10 Things your socks will never tell

  • The sock is a foot cloth, usually woven, extending from the foot sole to the ankle. Ancient Greek synonymous to the sock: peripodio (around the feet).
  • The English word 'sock' derives from the Latin loose-fitting slipper, called "soccus", worn by Roman comic actors. The Latin "soccus" derives from the Greek "sykkos", the shoe from the land of Frygia.
  • A sock's life may vary depending on who uses it and it is treated; but in general, the life of the average sock can be anything from six months to two years.
  • Socks played a significant role in the first heart surgery. Dr. Alfred Blalock was in fact wearing socks which supported his feet and heels and helped him sustain his standing position for hours.
  • The phrase "like socks on a rooster" means that something doesn't fit quite right
  • The famous quote "One can never have enough socks" belongs to J. K. Rowing, found in the book "Harry Potter and the philosopher's stone", Bloomburry Publications, 1997.

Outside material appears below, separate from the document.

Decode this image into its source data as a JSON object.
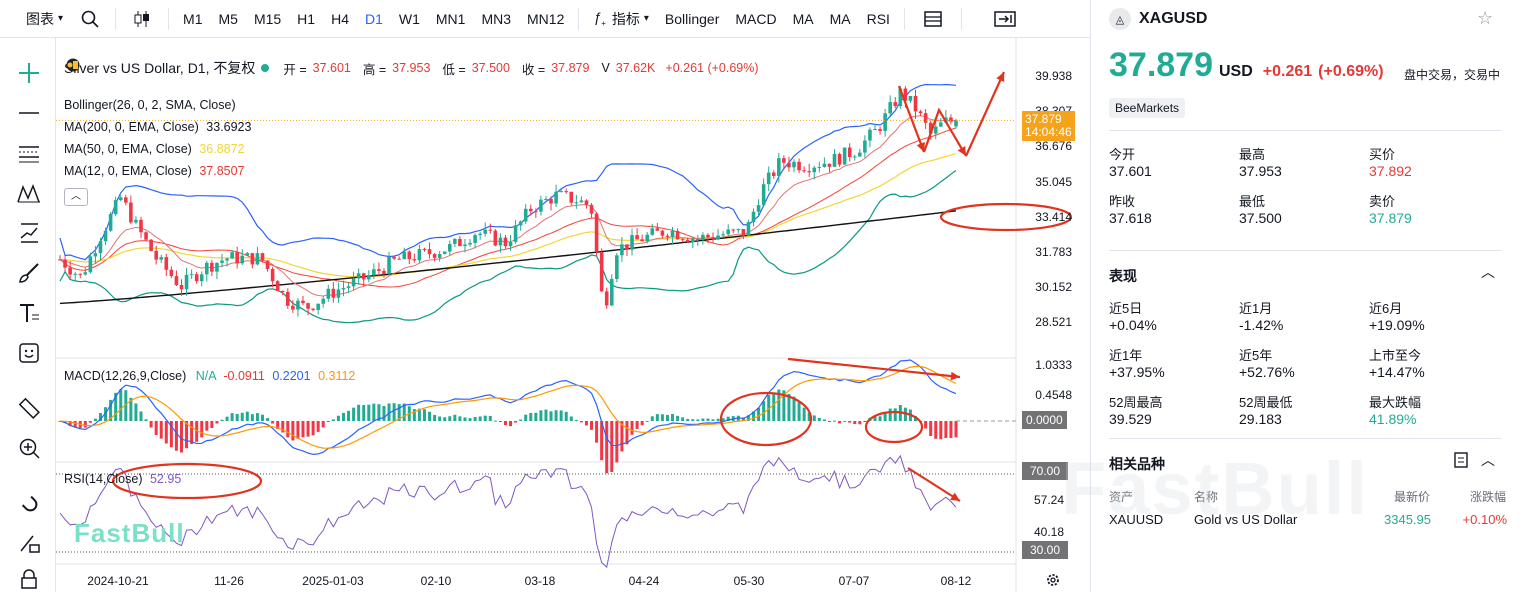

  • During the Middle Ages, the length of the trousers was extended and the sock became a tight cloth covering the lower part of the leg, held by some kind of a garter.
  • Around 1490, short trousers were knitted together with the socks, becoming some kind of a cloth that later led to the creation of tights.
  • William Lee, an English priest, invented the first knitting machine in 1589. Such an invention meant that socks could be knitted six times faster than by hand.
  • The birth of the textile industry in Greece coincides with the first efforts for the country's industrialization. The history of the Greek textile industry begins more than a century before. The first knitting factories were founded in 1860 in Piraeus and Syros island, followed by factories in Patras, Livadeia and Argos.